Originally, it was supposed to be four girls, to be classified as absolute rookies, sharing a tent and improvising a campsite. We ended up shacking up with a group of Colombian grad students, veterans, to classify them in one of the above categories, who singlehandedly saved our very inexperienced asses. Thanks to them we were probably the better prepared campsite with decent food and shade, which without a doubt became an important factor throughout the weekend.

We arrived to set camp together with 1000 other tents and fellow campers or what we warmly began to call "harvesteros", into a dust-bin shamelessly called a camp site. I was sick and later thankful for it, since my olfactory sense was relentlessly impaired and apparently, music festivals are quite the smelly places.

While these guys cooked dinner in a portable grill, us girly-girls had fun finding suitable ground for our Walmart-purchased tent.

And then there was the big "chillout" tent, which we flamboyantly decorated with a Colombian flag and a PACE flag, which is peace in Italian, but was a rainbow nonetheless. Later we heard a very drug- influenced fellow camper muttering, "they are Colombian AND gay?? They MUST have cocaine!" We did not. Nor mushrooms, acid, hallucinogens, or all the other substances we kept getting asked about throughout the weekend. Whether it was the flags, or we were just part of the constant overall drug swapping that was going on, will remain unknown.

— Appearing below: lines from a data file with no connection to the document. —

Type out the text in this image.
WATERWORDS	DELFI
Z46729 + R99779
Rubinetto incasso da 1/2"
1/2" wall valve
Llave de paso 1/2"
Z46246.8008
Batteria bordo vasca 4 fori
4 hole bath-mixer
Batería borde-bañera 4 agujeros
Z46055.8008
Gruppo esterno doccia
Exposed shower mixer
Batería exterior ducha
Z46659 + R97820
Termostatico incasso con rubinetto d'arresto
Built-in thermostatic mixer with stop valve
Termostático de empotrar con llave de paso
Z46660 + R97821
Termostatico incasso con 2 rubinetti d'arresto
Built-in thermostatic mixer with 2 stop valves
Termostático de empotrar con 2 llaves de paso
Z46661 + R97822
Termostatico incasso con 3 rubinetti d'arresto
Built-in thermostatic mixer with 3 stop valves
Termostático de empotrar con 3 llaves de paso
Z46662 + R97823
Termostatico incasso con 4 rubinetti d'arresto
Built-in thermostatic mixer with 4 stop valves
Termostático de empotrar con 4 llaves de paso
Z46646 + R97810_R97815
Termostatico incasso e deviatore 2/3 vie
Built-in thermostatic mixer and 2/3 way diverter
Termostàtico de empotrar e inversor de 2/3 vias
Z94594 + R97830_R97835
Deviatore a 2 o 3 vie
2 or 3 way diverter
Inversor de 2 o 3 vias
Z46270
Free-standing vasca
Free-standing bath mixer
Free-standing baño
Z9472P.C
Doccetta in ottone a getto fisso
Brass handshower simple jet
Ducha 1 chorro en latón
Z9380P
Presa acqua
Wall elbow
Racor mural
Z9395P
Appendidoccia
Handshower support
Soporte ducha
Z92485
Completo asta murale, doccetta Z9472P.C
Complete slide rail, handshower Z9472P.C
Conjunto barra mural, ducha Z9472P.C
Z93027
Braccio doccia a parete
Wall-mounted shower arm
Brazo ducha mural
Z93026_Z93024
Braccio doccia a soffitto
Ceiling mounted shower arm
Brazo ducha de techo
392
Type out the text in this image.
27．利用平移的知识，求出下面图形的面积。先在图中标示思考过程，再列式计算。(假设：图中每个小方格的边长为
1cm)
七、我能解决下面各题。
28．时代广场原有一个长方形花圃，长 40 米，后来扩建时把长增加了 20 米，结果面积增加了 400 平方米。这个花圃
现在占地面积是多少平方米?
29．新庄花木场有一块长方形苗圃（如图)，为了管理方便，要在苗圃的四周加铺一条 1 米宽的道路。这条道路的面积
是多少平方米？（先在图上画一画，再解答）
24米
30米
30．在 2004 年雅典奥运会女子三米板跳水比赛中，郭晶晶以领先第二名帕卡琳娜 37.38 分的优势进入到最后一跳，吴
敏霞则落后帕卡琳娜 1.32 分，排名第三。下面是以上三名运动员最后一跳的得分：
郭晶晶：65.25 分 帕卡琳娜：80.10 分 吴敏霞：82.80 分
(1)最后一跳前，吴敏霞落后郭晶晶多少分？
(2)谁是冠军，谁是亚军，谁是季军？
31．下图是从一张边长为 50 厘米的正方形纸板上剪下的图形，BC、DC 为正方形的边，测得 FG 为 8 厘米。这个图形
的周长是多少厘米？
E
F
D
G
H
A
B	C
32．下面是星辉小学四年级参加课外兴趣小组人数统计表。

That first night was Girl Talk, and it was fabulous. The overall energy was high; people were fresh and ready to party. The remaining three stages remained unvisited by our group that first night. The crazed out DJ with the random hipster dancers kept us hypnotized for the entirety of the show, and we were dazzled.

The next day the transformation began: We slowly began mutating into hippies. The non-showering, the shedding of clothes, the intense heat, the ambiance of eternal, worldly love... maybe all of it together had the desired effect. Who knows.

First was the beach though. An essential break to all the dirt and madness. St Augustine beach was good sun, freezing water and fabulous wind. Good, good stuff.

During the next days the highlights were certainly Propagandhi, Against Me!, Tokyo Police Club, Wild Sweet Orange.... The audience? Even though most of the people could easily be divided among the Punk, Hippie and Hipster scene, there were various exceptions that were pleasurable to the eye. Children rocking out, for example. I remember spotting a little girl of about four, who stood onstage for all of Against Me! and shook her hips like there was no tomorrow. Or the random homeless dude with the rat that managed to hang with everyone in the campsite. Or the soul-healing shaman. Or the dudes walking around with rainbow-colored umbrellas offering free shade. There was too much randomness and not enough time for it all to sink in. At night the campsite was madness. Drum circles, streakers and wanderers were no exception.

In the end, after three days of sun, rocking music, great company and surprisingly good food, we were left with an aura of happiness and overall well-being that would last us for the rest of the break.